Public Policy Institute of California / 2017 / Economics, Racial Equity

Reducing Child Poverty in California — A visualization tool built by Graphicacy for Public Policy Institute

Overview

Graphicacy partnered with the Public Policy Institute of California (PPIC) to create an interactive tool that would allow users to explore data showing how changes to housing costs, the minimum wage, and the social safety net could reduce child poverty statewide, as well as in individual counties.

Background and Challenge

The Public Policy Institute of California (PPIC) is a nonprofit, nonpartisan think tank whose mission is to inform and improve public policy in California through independent, objective, research. The focus for this project was on poverty among young children ages 0–5 using the California Poverty Measure, which – unlike the official poverty measure – accounts for variation in the cost of living and the cash value of safety net benefits.

A team of communications staff, researchers, and subject matter experts from PPIC came to Graphicacy for help in creating an embeddable dashboard with the goal of making a large amount of information easy to navigate and interpret. We needed to design and build a tool that would allow users to quickly scan the impact of multiple policy areas on the lives of real people.

Reducing Childhood Poverty in California Tool for Public Policy Institute of California

Opportunity and Solution

Taking a restricted, short-term view of likely policy outcomes, PPIC had found that lower housing costs and minimum wage increases could lower child poverty substantially while helping Californians across the income spectrum.
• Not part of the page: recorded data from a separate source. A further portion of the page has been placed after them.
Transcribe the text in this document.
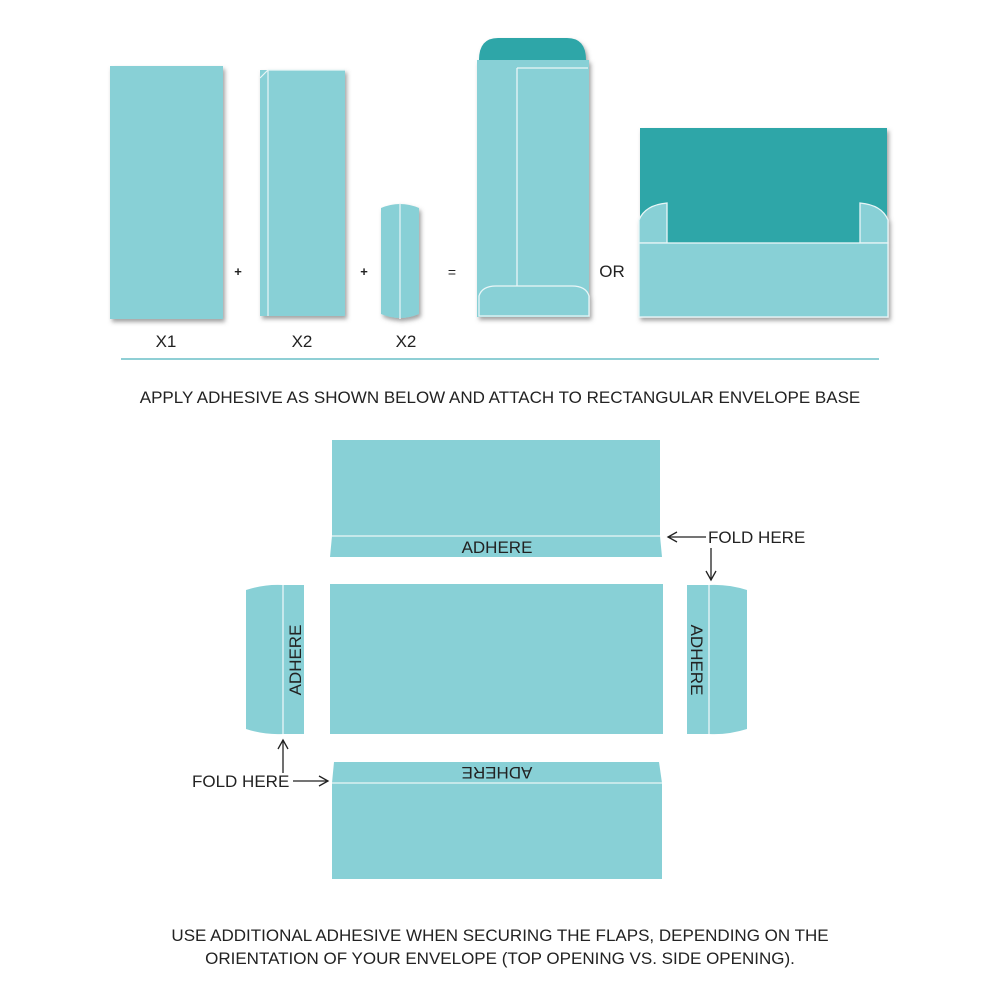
X1	X2	X2
+	+	=	OR
APPLY ADHESIVE AS SHOWN BELOW AND ATTACH TO RECTANGULAR ENVELOPE BASE
ADHERE
ADHERE	ADHERE
ADHERE
FOLD HERE
FOLD HERE
USE ADDITIONAL ADHESIVE WHEN SECURING THE FLAPS, DEPENDING ON THE
ORIENTATION OF YOUR ENVELOPE (TOP OPENING VS. SIDE OPENING).
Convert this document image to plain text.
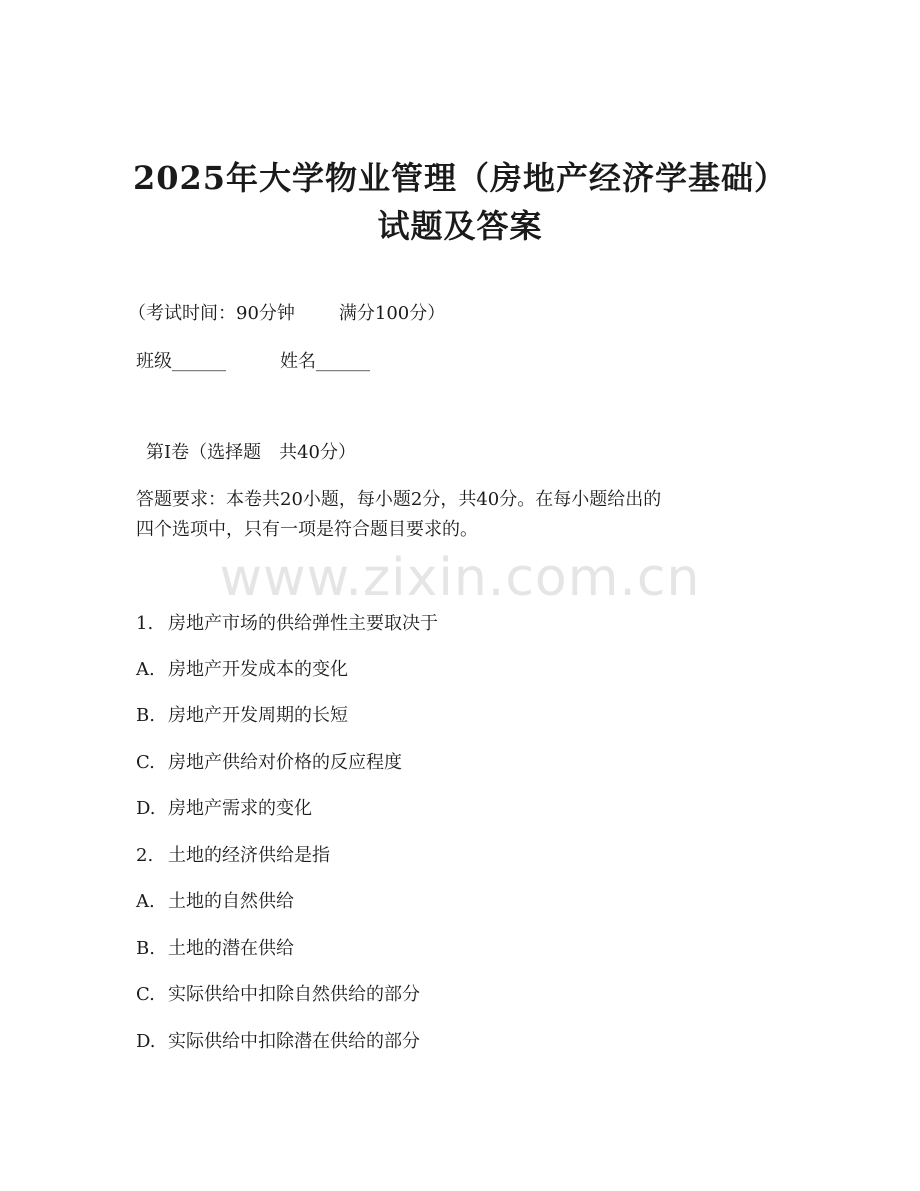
2025年大学物业管理（房地产经济学基础）
试题及答案
（考试时间：90分钟 满分100分）
班级______	姓名______
第Ⅰ卷（选择题　共40分）
答题要求：本卷共20小题，每小题2分，共40分。在每小题给出的
四个选项中，只有一项是符合题目要求的。
www.zixin.com.cn
1. 房地产市场的供给弹性主要取决于
A. 房地产开发成本的变化
B. 房地产开发周期的长短
C. 房地产供给对价格的反应程度
D. 房地产需求的变化
2. 土地的经济供给是指
A. 土地的自然供给
B. 土地的潜在供给
C. 实际供给中扣除自然供给的部分
D. 实际供给中扣除潜在供给的部分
The creation of this tool provided an interactive experience accessible to academics, researchers, journalists, and policymakers as well as general users.

One early design decision was to present a map and a ranking bar chart together, displaying the same information. Choropleth maps are good at showing geographic patterns, but bar charts and line charts are better at communicating the actual data values and the distribution of a dataset. We included a bar chart below the map to allow the user to easily see the distribution of the data and where a selected county ranks relative to other counties.

Another consideration was how to set the scales to ensure that the large differences between different policy scenarios would be apparent. For the map, there was a decision not to use quartiles or quintiles to ensure that the variation among counties was apparent in the colors on the map. For the bar chart, the y-axis remains the same as the user toggles between policy scenarios, so it’s readily apparent which policies have the largest impact on poverty.

Overall, five policy options to choose from, two toggle options for both income and poverty rate scenarios, and four different types of charting (map, donut charts, ranking bar chart, and table), provided users with a simple but highly flexible way to explore this dataset.